I'm a big believer in talking to business about whatever they want to talk about... Inventory Visibility? Love it. Customer Loyalty? Love it. New Product Introduction? Love it. That said, I believe it's I.T.'s responsibility to bring technology solutions forward. Most business people understand things like forms, window, graphs, reports, etc. They understand visual deliverables (not invisible deliverables like WSDL's). I think that is why we're seeing the most successful SOA shared service centers adopting capabilities around Rich Composite Applications, Mashups and other edge-of-the-enterprise development capabilities. They engage with the business about business problems and then use mashups and other techniques to quickly demo/prototype/build solutions that their users can relate to.

If you're looking for inspiration on this process, I'm happy to recommend a book on the subject, Mashup Corporations.
The authors do a great job of walking the readers through a fictional company. As business problems are encountered, they introduce Web 2.0 and mashup solutions. Prototypes are put together and the concepts are tested out. SOA is discussed as the 'efficient way' to make it happen. Again, they didn't talk to the business about SOA (or even services)!

5 comments:

Anonymous said...

SOA was IT problem 3 years ago. Nowadays, it is the business problem first, and the IT problem second.
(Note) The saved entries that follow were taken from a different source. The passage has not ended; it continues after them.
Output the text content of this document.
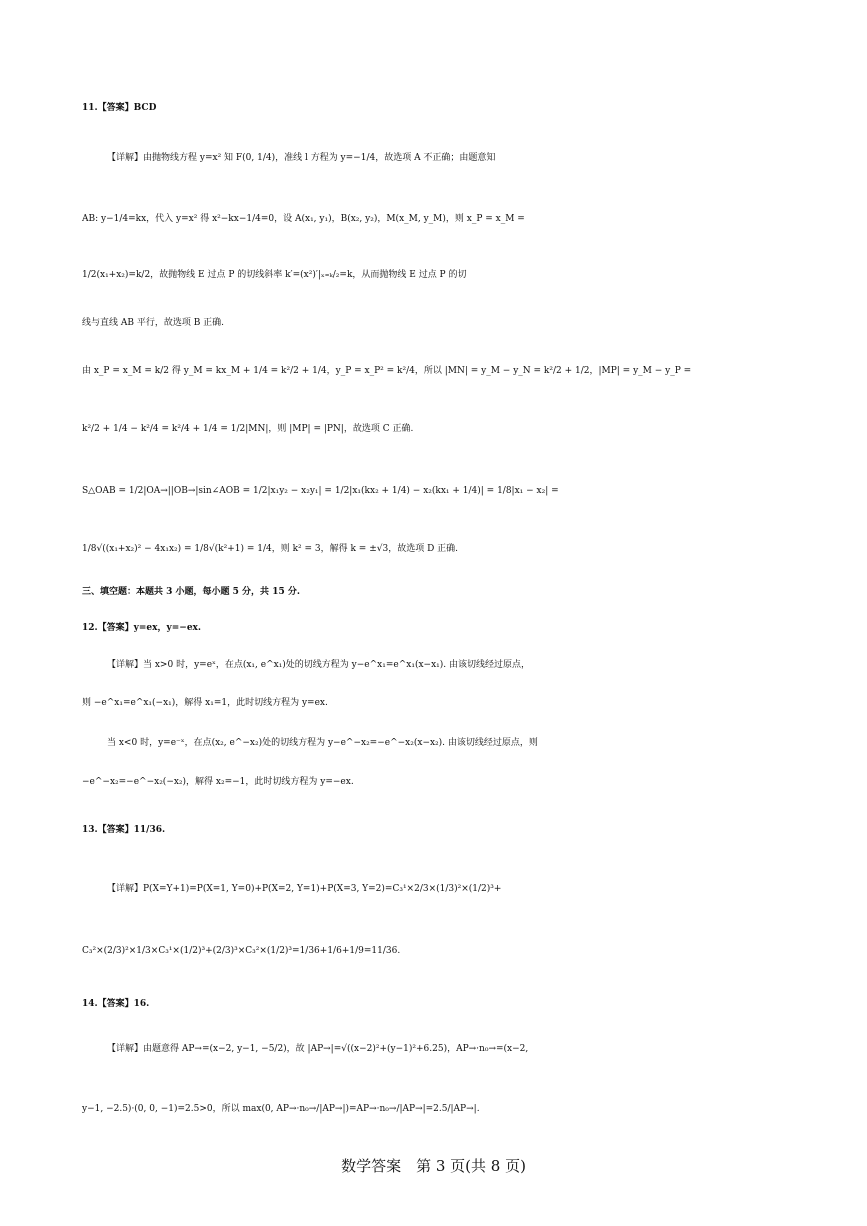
11.【答案】BCD
【详解】由抛物线方程 y=x² 知 F(0, 1/4)，准线 l 方程为 y=−1/4，故选项 A 不正确；由题意知
AB: y−1/4=kx，代入 y=x² 得 x²−kx−1/4=0，设 A(x₁, y₁)，B(x₂, y₂)，M(x_M, y_M)，则 x_P = x_M =
1/2(x₁+x₂)=k/2，故抛物线 E 过点 P 的切线斜率 k′=(x²)′|ₓ₌ₖ/₂=k，从而抛物线 E 过点 P 的切
线与直线 AB 平行，故选项 B 正确.
由 x_P = x_M = k/2 得 y_M = kx_M + 1/4 = k²/2 + 1/4，y_P = x_P² = k²/4，所以 |MN| = y_M − y_N = k²/2 + 1/2，|MP| = y_M − y_P =
k²/2 + 1/4 − k²/4 = k²/4 + 1/4 = 1/2|MN|，则 |MP| = |PN|，故选项 C 正确.
S△OAB = 1/2|OA→||OB→|sin∠AOB = 1/2|x₁y₂ − x₂y₁| = 1/2|x₁(kx₂ + 1/4) − x₂(kx₁ + 1/4)| = 1/8|x₁ − x₂| =
1/8√((x₁+x₂)² − 4x₁x₂) = 1/8√(k²+1) = 1/4，则 k² = 3，解得 k = ±√3，故选项 D 正确.
三、填空题：本题共 3 小题，每小题 5 分，共 15 分.
12.【答案】y=ex，y=−ex.
【详解】当 x>0 时，y=eˣ，在点(x₁, e^x₁)处的切线方程为 y−e^x₁=e^x₁(x−x₁). 由该切线经过原点，
则 −e^x₁=e^x₁(−x₁)，解得 x₁=1，此时切线方程为 y=ex.
当 x<0 时，y=e⁻ˣ，在点(x₂, e^−x₂)处的切线方程为 y−e^−x₂=−e^−x₂(x−x₂). 由该切线经过原点，则
−e^−x₂=−e^−x₂(−x₂)，解得 x₂=−1，此时切线方程为 y=−ex.
13.【答案】11/36.
【详解】P(X=Y+1)=P(X=1, Y=0)+P(X=2, Y=1)+P(X=3, Y=2)=C₃¹×2/3×(1/3)²×(1/2)³+
C₃²×(2/3)²×1/3×C₃¹×(1/2)³+(2/3)³×C₃²×(1/2)³=1/36+1/6+1/9=11/36.
14.【答案】16.
【详解】由题意得 AP→=(x−2, y−1, −5/2)，故 |AP→|=√((x−2)²+(y−1)²+6.25)，AP→·n₀→=(x−2,
y−1, −2.5)·(0, 0, −1)=2.5>0，所以 max(0, AP→·n₀→/|AP→|)=AP→·n₀→/|AP→|=2.5/|AP→|.
数学答案　第 3 页(共 8 页)
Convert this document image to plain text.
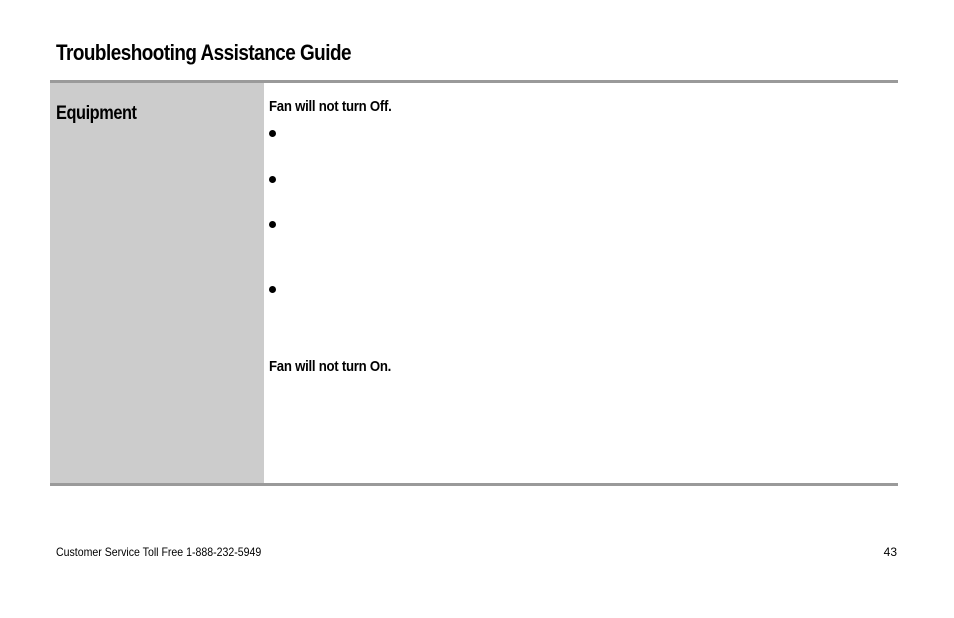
Troubleshooting Assistance Guide
Equipment	Fan will not turn Off.
Fan will not turn On.
Customer Service Toll Free 1-888-232-5949	43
Who a SOA promoter has to talk are:
1) business owners of business functions, services, features, and processes
2) business architects
3) Business Program Managers
4) Enterprise Architecture and IT Architecture in LOB/BU
5) IT Management (delivery)
6) IT solution and project architects

SOA realization (relaization of servce-oriented principles) should go ony one way (if it wants to succeed): WHAT (Business), WHY/WHO (Business + IT), HOW (IT + Business)

- Michael Poulin

Anonymous said...

Forgot to mention: I do generally agree that the terms "SOA" and "services" are generally best left out of the business level discussions. And "selling" SOA is definitely a no-no IMO.

Anonymous said...

I would have to agree with Jeff and disagree with Rob. Business users don't want to have to worry about trash or IT.

A few years ago they were terrified that there competitor was going to crush them by getting on the web first. Or that they would be shut down by a Y2K bug. Fear sells. And in that environment non-IT people were willing to invest a lot of time and budget.

But time moves on. And our customer's priorities have changed (rightly so).

10,000 years ago at Boulders and Pointy Sticks Inc. they probably actually had a Trash Division. They probably had a huge staff smart guys and a CTO (Chief Trash Officer) running the whole thing. But today isn't yesterday. And if your janitor is waiting for his invite into the '09 Budget Planning committee, I fear he will be sadly disappointed.

Michael Poulin said...

To Tony: I hope that this year demonstrates what "Business users ... have to worry about". First - a broker could strip off CS from 5 billions, then BearStreems, and today Lehman Brothers and Merrill Lynch have clearly demonstrated that an army of clerks cannot work properly w/o automated control. IT did the job and the business neglected it ( do not work for neither of these companies but know many people who DID)

Gerry Hatrić said...

I agree you don't necessarily need to talk to the business about SOA technology etc but you will have to speak to them about the new way projects will have to be done, about governance, about strategic responsibility as to opposed to "just do it" tactical mentalities, and mostly about why in the early days all their projects are so darn expensive.